Dr. Jekyll and Mr. Hyde

Inspiration and writing

Robert Louis Stevenson in 1885

Stevenson had long been intrigued by the idea of how human personalities can reflect the interplay of good and evil. While still a teenager, he developed a script for a play about William Brodie, which he later reworked with the help of W. E. Henley and which was produced for the first time in 1882.[3] In early 1884, he wrote the short story "Markheim", which he revised in 1884 for publication in a Christmas annual.

Inspiration may also have come from the writer's friendship with an Edinburgh-based French teacher, Eugene Chantrelle, who was convicted and executed for the murder of his wife in May 1878.[4] Chantrelle, who had appeared to lead a normal life in the city, poisoned his wife with opium.
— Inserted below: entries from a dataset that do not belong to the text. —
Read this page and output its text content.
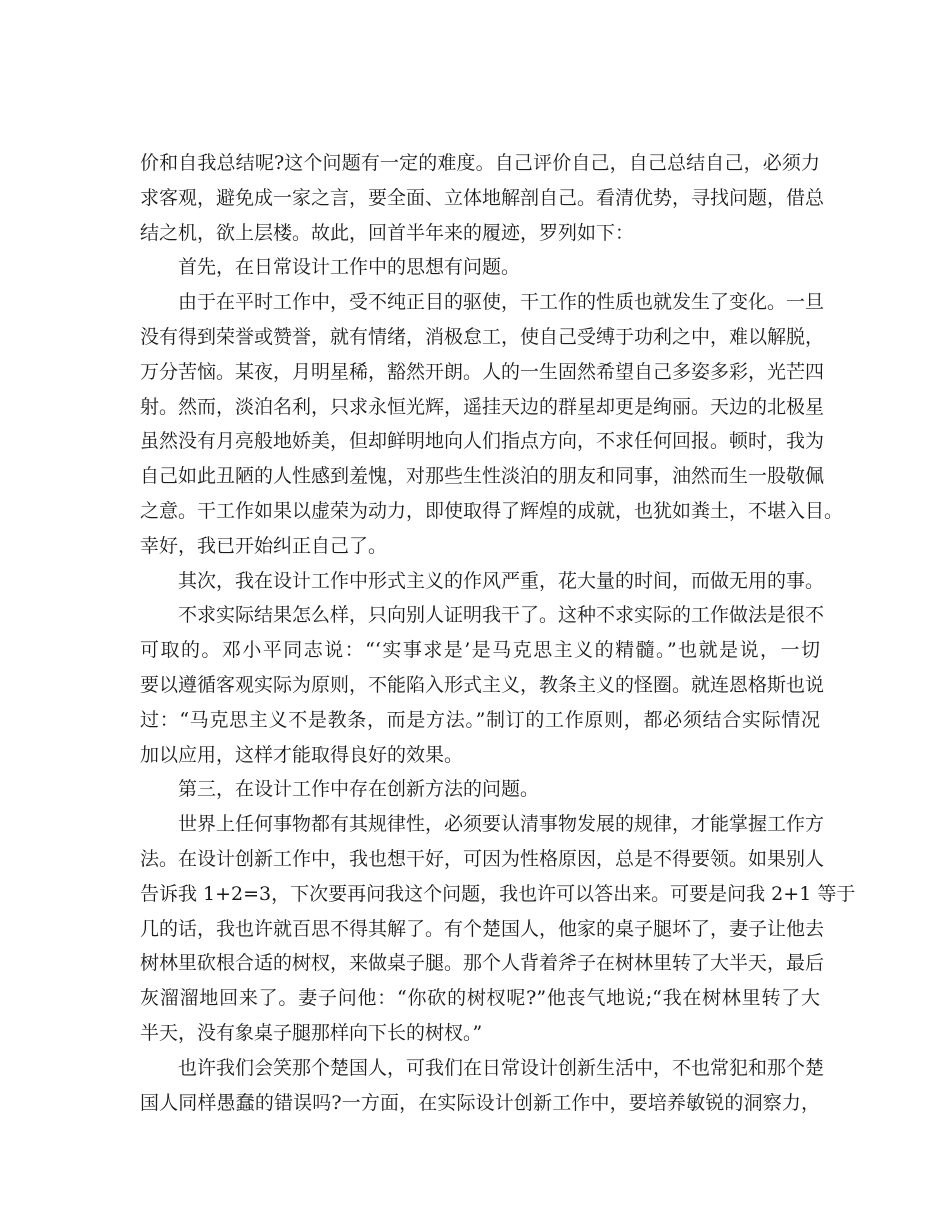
价和自我总结呢?这个问题有一定的难度。自己评价自己，自己总结自己，必须力
求客观，避免成一家之言，要全面、立体地解剖自己。看清优势，寻找问题，借总
结之机，欲上层楼。故此，回首半年来的履迹，罗列如下：
首先，在日常设计工作中的思想有问题。
由于在平时工作中，受不纯正目的驱使，干工作的性质也就发生了变化。一旦
没有得到荣誉或赞誉，就有情绪，消极怠工，使自己受缚于功利之中，难以解脱，
万分苦恼。某夜，月明星稀，豁然开朗。人的一生固然希望自己多姿多彩，光芒四
射。然而，淡泊名利，只求永恒光辉，遥挂天边的群星却更是绚丽。天边的北极星
虽然没有月亮般地娇美，但却鲜明地向人们指点方向，不求任何回报。顿时，我为
自己如此丑陋的人性感到羞愧，对那些生性淡泊的朋友和同事，油然而生一股敬佩
之意。干工作如果以虚荣为动力，即使取得了辉煌的成就，也犹如粪土，不堪入目。
幸好，我已开始纠正自己了。
其次，我在设计工作中形式主义的作风严重，花大量的时间，而做无用的事。
不求实际结果怎么样，只向别人证明我干了。这种不求实际的工作做法是很不
可取的。邓小平同志说：“‘实事求是’是马克思主义的精髓。”也就是说，一切
要以遵循客观实际为原则，不能陷入形式主义，教条主义的怪圈。就连恩格斯也说
过：“马克思主义不是教条，而是方法。”制订的工作原则，都必须结合实际情况
加以应用，这样才能取得良好的效果。
第三，在设计工作中存在创新方法的问题。
世界上任何事物都有其规律性，必须要认清事物发展的规律，才能掌握工作方
法。在设计创新工作中，我也想干好，可因为性格原因，总是不得要领。如果别人
告诉我 1+2=3，下次要再问我这个问题，我也许可以答出来。可要是问我 2+1 等于
几的话，我也许就百思不得其解了。有个楚国人，他家的桌子腿坏了，妻子让他去
树林里砍根合适的树杈，来做桌子腿。那个人背着斧子在树林里转了大半天，最后
灰溜溜地回来了。妻子问他：“你砍的树杈呢?”他丧气地说;“我在树林里转了大
半天，没有象桌子腿那样向下长的树杈。”
也许我们会笑那个楚国人，可我们在日常设计创新生活中，不也常犯和那个楚
国人同样愚蠢的错误吗?一方面，在实际设计创新工作中，要培养敏锐的洞察力，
According to author Jeremy Hodges,[5] Stevenson was present throughout the trial and as "the evidence unfolded he found himself, like Dr Jekyll, 'aghast before the acts of Edward Hyde'." Moreover, it was believed that the teacher had committed other murders both in France and Britain by poisoning his victims at supper parties with a "favourite dish of toasted cheese and opium".[6]

The novella was written in the southern English seaside town of Bournemouth in Hampshire, where Stevenson had moved in 1884 to benefit from its sea air and warmer climate.[7]

According to his essay "A Chapter on Dreams" (Scribner's, Jan. 1888), he racked his brains for an idea for a story and had a dream, and upon waking had the idea for two or three scenes that would appear in the story Strange Case of Dr Jekyll and Mr Hyde. Biographer Graham Balfour quoted Stevenson's wife, Fanny Stevenson:

In the small hours of one morning,[...] I was awakened by cries of horror from Louis. Thinking he had a nightmare, I awakened him. He said angrily: "Why did you wake me? I was dreaming a fine bogey tale." I had awakened him at the first transformation scene.[8]

Lloyd Osbourne, Stevenson's stepson, wrote: "I don't believe that there was ever such a literary feat before as the writing of Dr Jekyll. I remember the first reading as though it were yesterday. Louis came downstairs in a fever; read nearly half the book aloud; and then, while we were still gasping, he was away again, and busy writing. I doubt if the first draft took so long as three days."[8]

As was customary, Mrs. Stevenson would read the draft and offer her criticisms in the margins. Robert was confined to bed at the time from a haemorrhage. In her comments in the manuscript, she observed that in effect the story was really an allegory, but Robert was writing it as a story. After a while, Robert called her back into the bedroom and pointed to a pile of ashes: he had burnt the manuscript in fear that he would try to salvage it, and thus forced himself to start again from nothing, writing an allegorical story as she had suggested. Scholars debate whether he really burnt his manuscript; there is no direct factual evidence for the burning, but it remains an integral part of the history of the novella.[9] In another version of the story, Stevenson came downstairs to read the manuscript for his wife and stepson. Enraged by his wife's criticism, he went back to his room, only to come back later admitting she was right. He then threw the original draft into the fire, and stopped his wife and stepson from rescuing it.[10]

Stevenson's house Skerryvore in the southern English coastal town of Bournemouth where he wrote Strange Case of Dr Jekyll and Mr Hyde

Stevenson rewrote the story in three to six days. A number of later biographers have alleged that Stevenson was on drugs during the frantic re-write: for example, William Gray's revisionist history A Literary Life (2004) said he used cocaine, while other biographers said he used ergot.[11] However, the standard history, according to the accounts of his wife and son (and himself), says he was bed-ridden and sick while writing it. According to Osbourne, "The mere physical feat was tremendous, and, instead of harming him, it roused and cheered him inexpressibly". He continued to refine the work for four to six weeks after the initial revision.

The name Jekyll was borrowed from the Reverend Walter Jekyll, a friend of Stevenson and younger brother of horticulturalist and landscape designer Gertrude Jekyll.[12]